Members noticed that when we completed our September greens aerification, the 13th green was left untouched. This of course gave way to many fantastic stories throughout the membership as to why. Was I suffering from ADD? Were plans in place to move the green across the river? Was the green so good we didn't want to disturb it? Was it so weak we would kill it? Well, I finally have time to explain the why, and put an end to many incorrect rumors.
The 13th green has two water holding areas that are susceptible to ice buildup during the winter. A high spot along the collar at the front has been preventing surface water from draining off the green. This is not a big issue during the playing season, but after the ground freezes, it causes ice accumulation, which frequently results in dead Poa. In order to fix this issue the collar turf needed to be cut and lifted so we could remove soil on the high spot, bringing it to a consistent and gentle grade away from the green surface.

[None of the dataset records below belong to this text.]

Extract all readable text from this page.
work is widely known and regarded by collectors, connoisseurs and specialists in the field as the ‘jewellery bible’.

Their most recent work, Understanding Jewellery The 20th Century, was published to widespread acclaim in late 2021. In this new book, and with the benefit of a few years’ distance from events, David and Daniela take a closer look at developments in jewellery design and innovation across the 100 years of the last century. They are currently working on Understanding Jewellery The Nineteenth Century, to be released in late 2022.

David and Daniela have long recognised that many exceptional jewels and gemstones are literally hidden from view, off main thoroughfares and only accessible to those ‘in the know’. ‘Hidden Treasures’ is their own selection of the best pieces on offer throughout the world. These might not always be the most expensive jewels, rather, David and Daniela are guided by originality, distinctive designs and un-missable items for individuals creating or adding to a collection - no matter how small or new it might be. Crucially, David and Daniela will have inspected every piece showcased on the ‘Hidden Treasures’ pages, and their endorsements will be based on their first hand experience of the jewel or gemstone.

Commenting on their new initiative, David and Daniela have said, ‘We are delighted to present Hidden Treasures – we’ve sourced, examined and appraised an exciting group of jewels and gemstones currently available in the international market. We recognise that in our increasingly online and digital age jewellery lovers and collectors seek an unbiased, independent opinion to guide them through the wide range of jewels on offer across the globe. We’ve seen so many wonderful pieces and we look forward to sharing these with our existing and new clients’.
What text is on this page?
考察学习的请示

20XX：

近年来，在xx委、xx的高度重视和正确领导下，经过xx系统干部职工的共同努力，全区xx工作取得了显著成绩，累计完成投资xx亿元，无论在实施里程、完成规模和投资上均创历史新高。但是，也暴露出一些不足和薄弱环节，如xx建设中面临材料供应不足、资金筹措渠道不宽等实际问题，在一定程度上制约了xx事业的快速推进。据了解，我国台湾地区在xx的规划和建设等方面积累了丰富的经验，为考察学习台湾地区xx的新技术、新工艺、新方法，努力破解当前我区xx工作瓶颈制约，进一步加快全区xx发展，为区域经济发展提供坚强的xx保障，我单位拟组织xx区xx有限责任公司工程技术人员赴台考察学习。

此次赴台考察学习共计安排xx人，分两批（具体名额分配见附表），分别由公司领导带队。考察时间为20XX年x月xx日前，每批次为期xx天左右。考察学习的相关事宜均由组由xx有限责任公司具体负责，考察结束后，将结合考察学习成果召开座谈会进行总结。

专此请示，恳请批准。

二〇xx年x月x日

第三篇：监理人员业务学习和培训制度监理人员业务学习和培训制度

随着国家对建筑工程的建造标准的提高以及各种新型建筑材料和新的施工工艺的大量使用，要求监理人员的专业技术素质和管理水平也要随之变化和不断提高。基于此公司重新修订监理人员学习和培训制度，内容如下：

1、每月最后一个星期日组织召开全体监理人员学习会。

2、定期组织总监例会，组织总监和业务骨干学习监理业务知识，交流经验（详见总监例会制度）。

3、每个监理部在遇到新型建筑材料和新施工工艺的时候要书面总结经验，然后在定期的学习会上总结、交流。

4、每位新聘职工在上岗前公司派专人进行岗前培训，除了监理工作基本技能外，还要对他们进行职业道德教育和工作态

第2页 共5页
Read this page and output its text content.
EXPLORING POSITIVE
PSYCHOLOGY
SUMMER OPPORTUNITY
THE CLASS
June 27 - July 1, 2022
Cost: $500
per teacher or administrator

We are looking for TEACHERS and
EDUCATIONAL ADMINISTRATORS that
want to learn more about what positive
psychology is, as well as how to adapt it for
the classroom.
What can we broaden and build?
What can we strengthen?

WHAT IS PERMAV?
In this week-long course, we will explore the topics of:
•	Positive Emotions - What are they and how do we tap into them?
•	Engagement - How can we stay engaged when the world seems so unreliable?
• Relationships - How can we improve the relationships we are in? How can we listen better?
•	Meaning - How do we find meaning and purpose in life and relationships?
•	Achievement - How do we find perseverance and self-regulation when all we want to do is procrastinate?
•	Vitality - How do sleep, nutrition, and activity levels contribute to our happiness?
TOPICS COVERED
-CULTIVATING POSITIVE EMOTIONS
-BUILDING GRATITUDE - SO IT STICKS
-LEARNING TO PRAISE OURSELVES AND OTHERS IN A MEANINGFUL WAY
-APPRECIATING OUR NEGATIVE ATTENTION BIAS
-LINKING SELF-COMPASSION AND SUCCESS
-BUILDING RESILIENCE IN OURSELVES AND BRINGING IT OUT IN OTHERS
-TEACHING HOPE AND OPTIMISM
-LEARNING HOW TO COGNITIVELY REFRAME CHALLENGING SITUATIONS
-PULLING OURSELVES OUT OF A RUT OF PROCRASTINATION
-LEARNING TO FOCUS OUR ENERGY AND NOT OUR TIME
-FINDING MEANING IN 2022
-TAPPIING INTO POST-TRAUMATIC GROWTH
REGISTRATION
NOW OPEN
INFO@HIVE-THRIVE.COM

Sod is removed and grading is about to begin
Using a box scraper we quickly remove the problematic high spot
Fine tuning and sod is ready to be reinstalled
All of this work on the front of the green has now been completed and the sod is back in place. There will be an increase to the frequency of aerification and top dressing in the near future to help level this area out as it was before we began. Had we aerified the green we would not have been able to lift the sod and reinstall it. The aerification process just causes too much disturbance to be successful in this type of project.
Looking forward to next week, Oct 19th -23rd, we will be closing the 13th green and opening a temporary green on the approach to allow us to work phase II of the repair. There is a significant low spot in the center/right of the green that has had recurring problems with ice accumulation every winter. Next week we will work to alleviate this issue by striping the sod off this area and re-grading for positive surface flow. Had we aerified this green in September we would not be able to successful complete this high priority improvement.
This "bird bath" has caused us too much pain in the past, by the end of next week hopefully it will just be a memory of another successful improvement to the golf club.
In past years we have done the same type of work to greens that had the same problem with great success. The one main difference this time around is that we are starting the work in the 3rd week of October, where every other year we have started on the first day after we closed the course for the season. There are pros and cons to each of these chosen dates. It’s clear both the staff and membership would like to work this sort of project when we are not having to work or play around one another; however, the bigger issue is the weather. Starting something like this in Mid-November means having to battle frost on the grass, in the ground and in the sod. Often we can’t get the day’s work started until 11am or noon when things thaw out. This frost issue also causes grief and a loss of productivity. In past years we have had to bring the sod inside the mechanics bay for the weekend to allow it to thaw out so it can be put back down. Starting the job in November also means no root growth or healing before the winter sets in, leaving the sod susceptible to the harsh winter conditions. The work we have just finished on the front of 13, and the work we will complete next week will have at least 4 full weeks to grow some roots before the grass goes dormant for the season. This will give the turf better survival chances through the winter and give us a great head start in the spring to getting the smoothness back for putting. This work on 13 is not the first green we have improved the surface drainage issue on and it won’t be the last, but it might just be the single largest area on any green we have had to tackle. Once the second phase is complete, which should be before the 23rd, the green will reopen and we will do our best to keep the pin locations away from the disturbed area as it recovers.
Currently our winter preparation for the golf course is in full swing. You will notice green speeds slowing as we continue to bring the height of cut higher, which helps strengthen the turf for the long winter ahead. We have only had to put two mats out on par 3’s this fall as our divot filling and healing program is working very well.